I have a terrible bladder. As quickly as it takes for gravity to push all the water I drink through my system is how long it takes me to have to go to the bathroom to piss. It comes out just as quickly as it comes in for me and there’s no taming it. It gets even worse when I start drinking. I’d be going to the bathroom so much you’d think I was hitting the slopes or had diarrhea or something.

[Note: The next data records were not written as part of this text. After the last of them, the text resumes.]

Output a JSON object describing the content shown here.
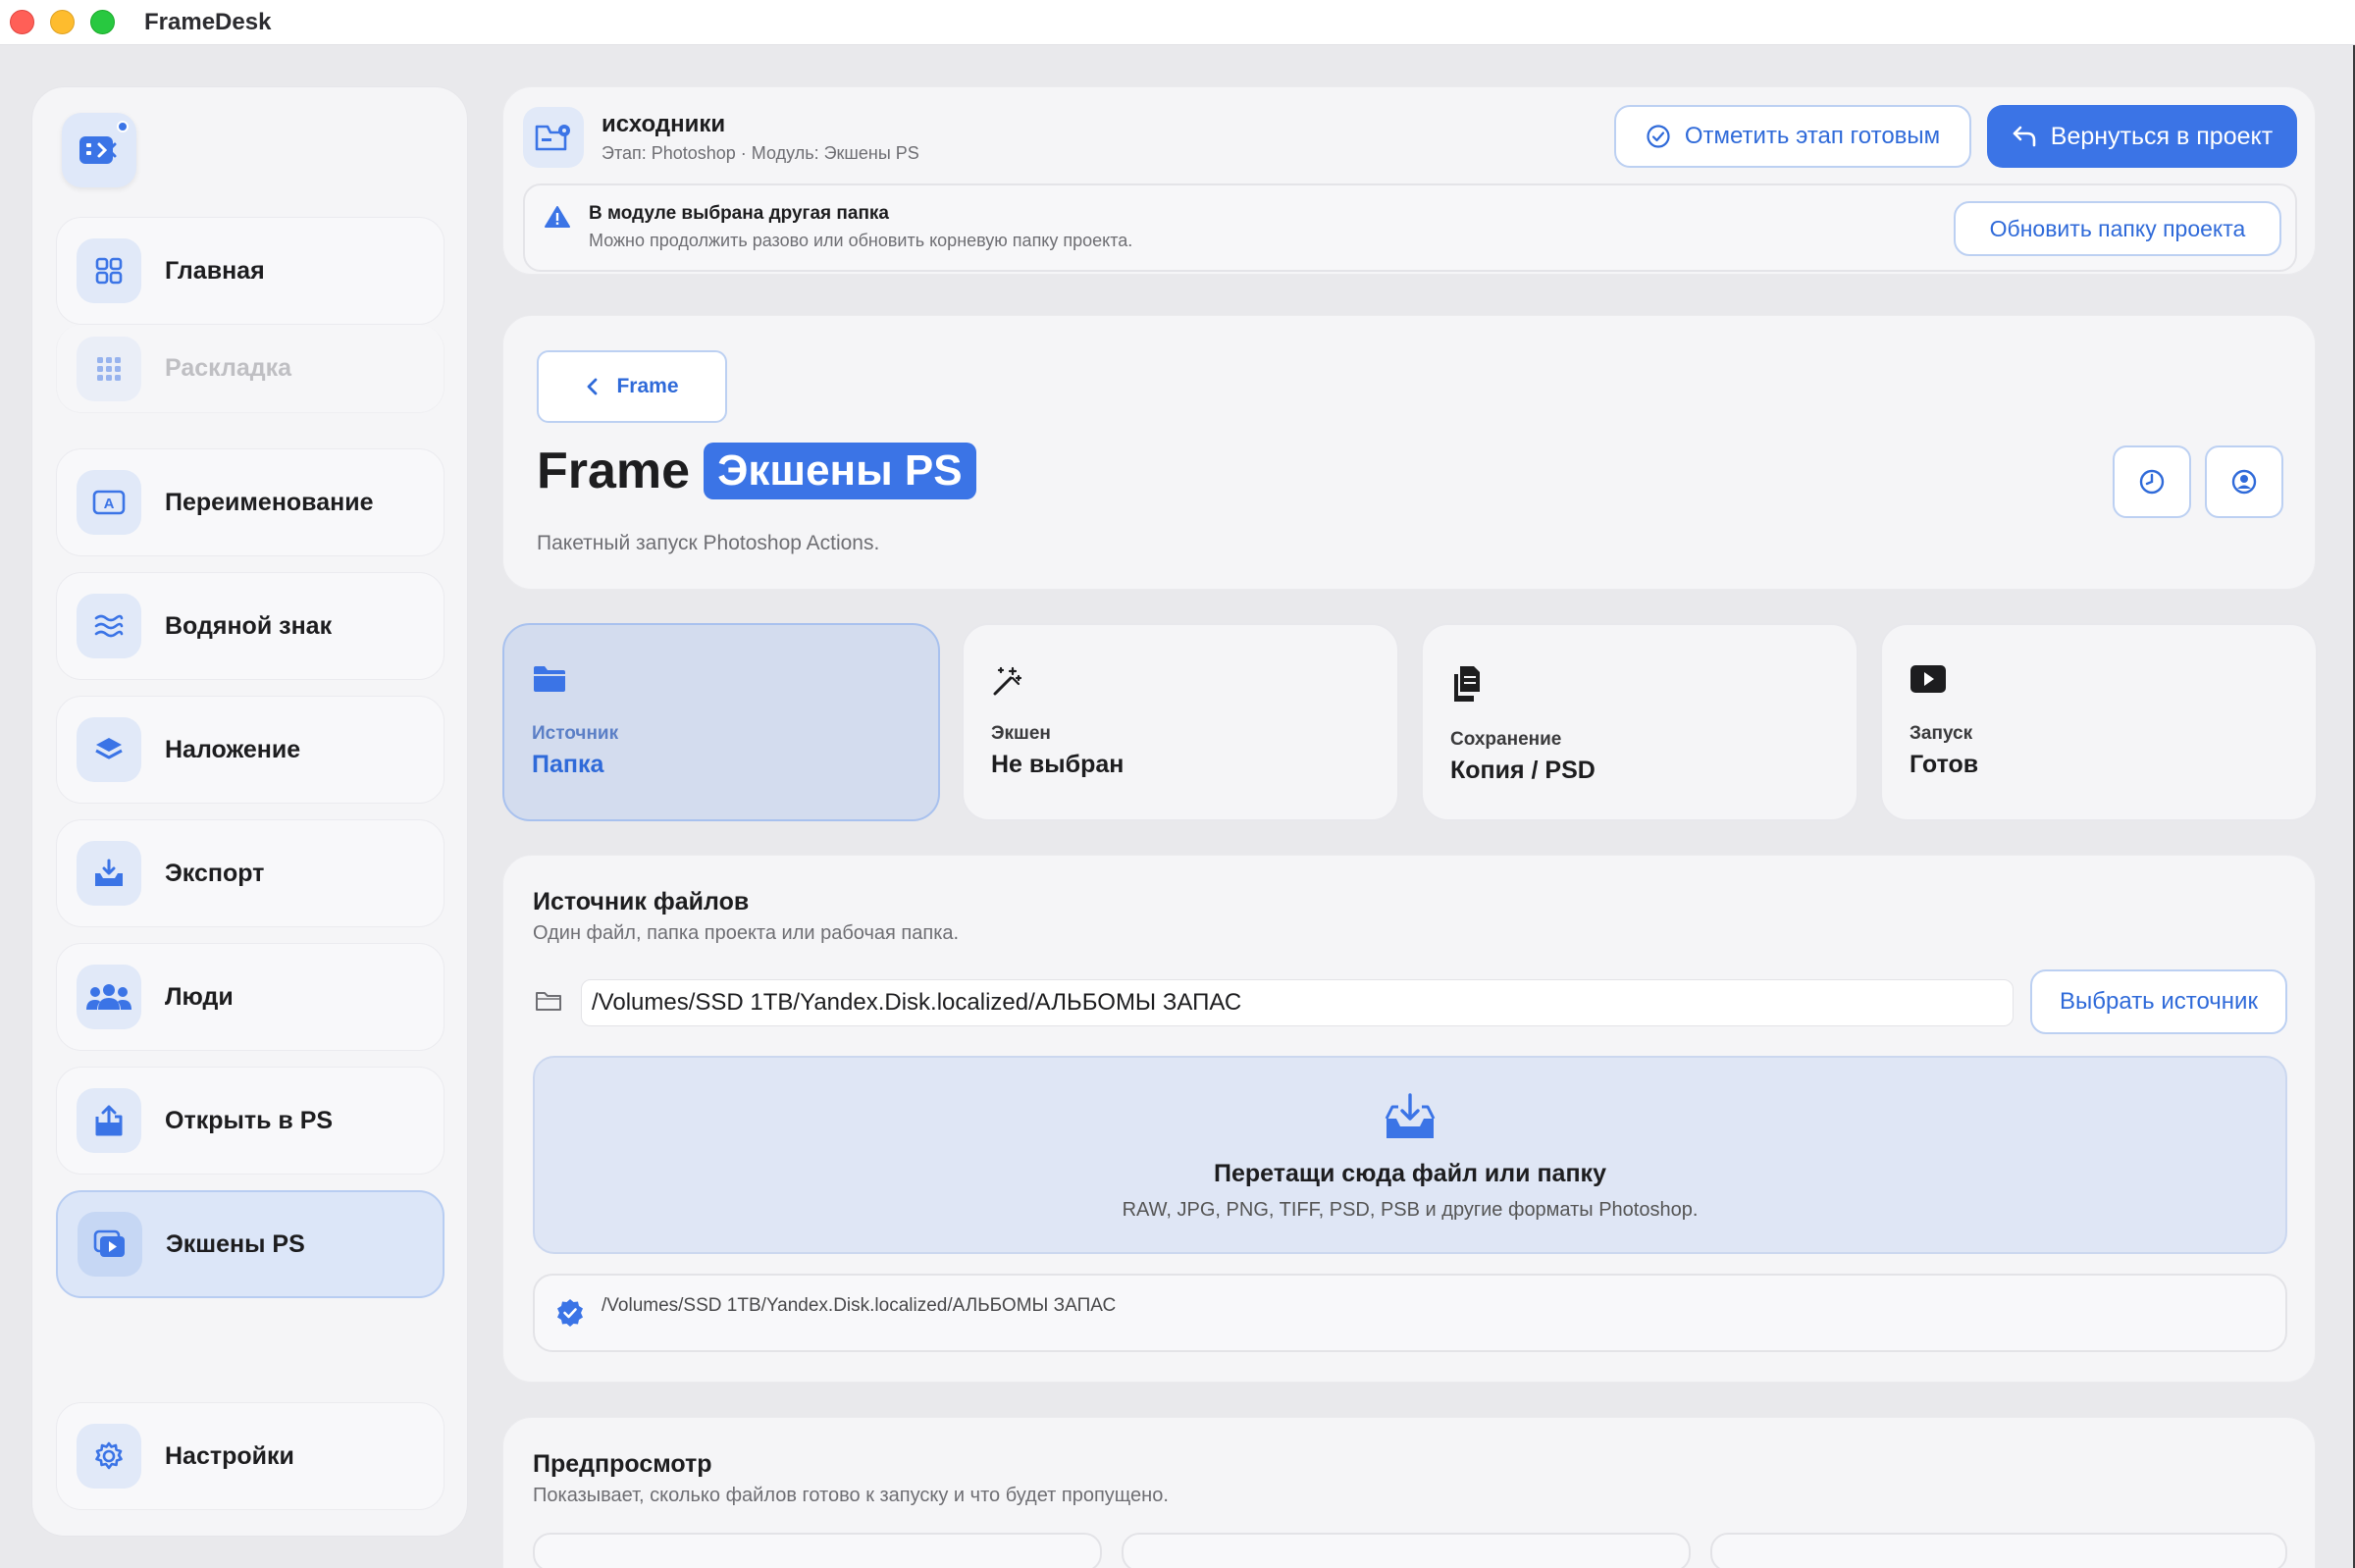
{
  "window": {
    "app_title": "FrameDesk"
  },
  "sidebar": {
    "items": [
      {
        "label": "Главная",
        "icon": "grid-icon",
        "active": false
      },
      {
        "label": "Раскладка",
        "icon": "dots-grid-icon",
        "active": false,
        "faded": true
      },
      {
        "label": "Переименование",
        "icon": "rename-icon",
        "active": false
      },
      {
        "label": "Водяной знак",
        "icon": "waves-icon",
        "active": false
      },
      {
        "label": "Наложение",
        "icon": "layers-icon",
        "active": false
      },
      {
        "label": "Экспорт",
        "icon": "export-tray-icon",
        "active": false
      },
      {
        "label": "Люди",
        "icon": "people-icon",
        "active": false
      },
      {
        "label": "Открыть в PS",
        "icon": "open-upload-icon",
        "active": false
      },
      {
        "label": "Экшены PS",
        "icon": "play-stack-icon",
        "active": true
      },
      {
        "label": "Настройки",
        "icon": "gear-icon",
        "active": false
      }
    ]
  },
  "header": {
    "title": "исходники",
    "subtitle": "Этап: Photoshop · Модуль: Экшены PS",
    "mark_done_label": "Отметить этап готовым",
    "return_label": "Вернуться в проект",
    "alert": {
      "title": "В модуле выбрана другая папка",
      "text": "Можно продолжить разово или обновить корневую папку проекта.",
      "button": "Обновить папку проекта"
    }
  },
  "page": {
    "back_label": "Frame",
    "title_main": "Frame",
    "title_badge": "Экшены PS",
    "description": "Пакетный запуск Photoshop Actions."
  },
  "steps": [
    {
      "label": "Источник",
      "value": "Папка",
      "icon": "folder-icon",
      "active": true
    },
    {
      "label": "Экшен",
      "value": "Не выбран",
      "icon": "magic-wand-icon",
      "active": false
    },
    {
      "label": "Сохранение",
      "value": "Копия / PSD",
      "icon": "copy-files-icon",
      "active": false
    },
    {
      "label": "Запуск",
      "value": "Готов",
      "icon": "play-icon",
      "active": false
    }
  ],
  "source": {
    "title": "Источник файлов",
    "subtitle": "Один файл, папка проекта или рабочая папка.",
    "path": "/Volumes/SSD 1TB/Yandex.Disk.localized/АЛЬБОМЫ ЗАПАС",
    "choose_label": "Выбрать источник",
    "drop_title": "Перетащи сюда файл или папку",
    "drop_sub": "RAW, JPG, PNG, TIFF, PSD, PSB и другие форматы Photoshop.",
    "selected_path": "/Volumes/SSD 1TB/Yandex.Disk.localized/АЛЬБОМЫ ЗАПАС"
  },
  "preview": {
    "title": "Предпросмотр",
    "subtitle": "Показывает, сколько файлов готово к запуску и что будет пропущено."
  },
  "colors": {
    "accent": "#3b74e6",
    "accent_text": "#2f6ad9",
    "background": "#e9e9ec",
    "card": "#f5f5f7",
    "active_step": "#d3dcee"
  }
}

It’s an annoying trait of mine for sure, but it’s one I’ve adapted to dealing with. I’ve learned that as long as I can keep my mind occupied on thinking of anything else but running to the bathroom to pee I’ll be good. I can hold a piss in all day long as long as I’m busy or my mind is occupied. Honestly most work days are so crazy I don’t even stop to piss during the day. Sometimes I only piss three times a day, when I wake up, when I get home in the shower, and lastly before I go to bed. Which may be why my stream comes out like water out of a firehose

The problem only surfaces when I finally get myself into a bathroom. I fought for the life of me to hold my pee in one extra second longer so I could unbutton my pants and pull out my lunch box to piss. It’s annoying in toilets, my stream smashes into the toilet water in the bowl and can normally be heard from two blocks away. My pee comes out of me faster and harder than any normal person does. Even more embarrassingly it echoes throughout the entire bar or restaurant or house I’m at. It’s wicked embarrassing walking out of the bathroom and having everyone staring at you strictly because they all just heard me piss for thirty six seconds straight.

I have to be the worst guy in the world that has ever pissed at a urinal. Those splash pads don’t do a damn thing to prevent splash. If anything all they do is act as a spring loaded backboard and increase the distance of the splash in the pissah. It’s been my biggest Kryptonite and my most embarrassing trait.

Every time when I piss, the way I do at one of those urinals, it never fails to splatters off of the splash pads and back onto my pants. I guess my pee comes out with such a high velocity that it can’t be confined to just the urinal, the splash pad can’t tame it, and it results in me being completely covered in piss each time I leave the bathroom. My jeans looked like I had just run through the rain, leaving little drops of pee all over my thighs and crotch area. I can’t piss in public without making a fool of myself.

I either piss on myself or scare people off with how long I pee every time I use a bathroom. I’ve recently become insecure with myself about going to the bathroom in public like I’m not just talking about pooping. Before I wouldn’t even think about sitting down in a public bathroom to take a shit. Now I don’t even think I’ll take a piss there. I’d rather go pull off on the side of the road and do the good ole two door trick.

The real kicker about all of this is, I always forget to zip up my zipper. Once I go to the bathroom once, my fly is going to be down the rest of the night I can guarantee you that. I never remembered to zip that thing up.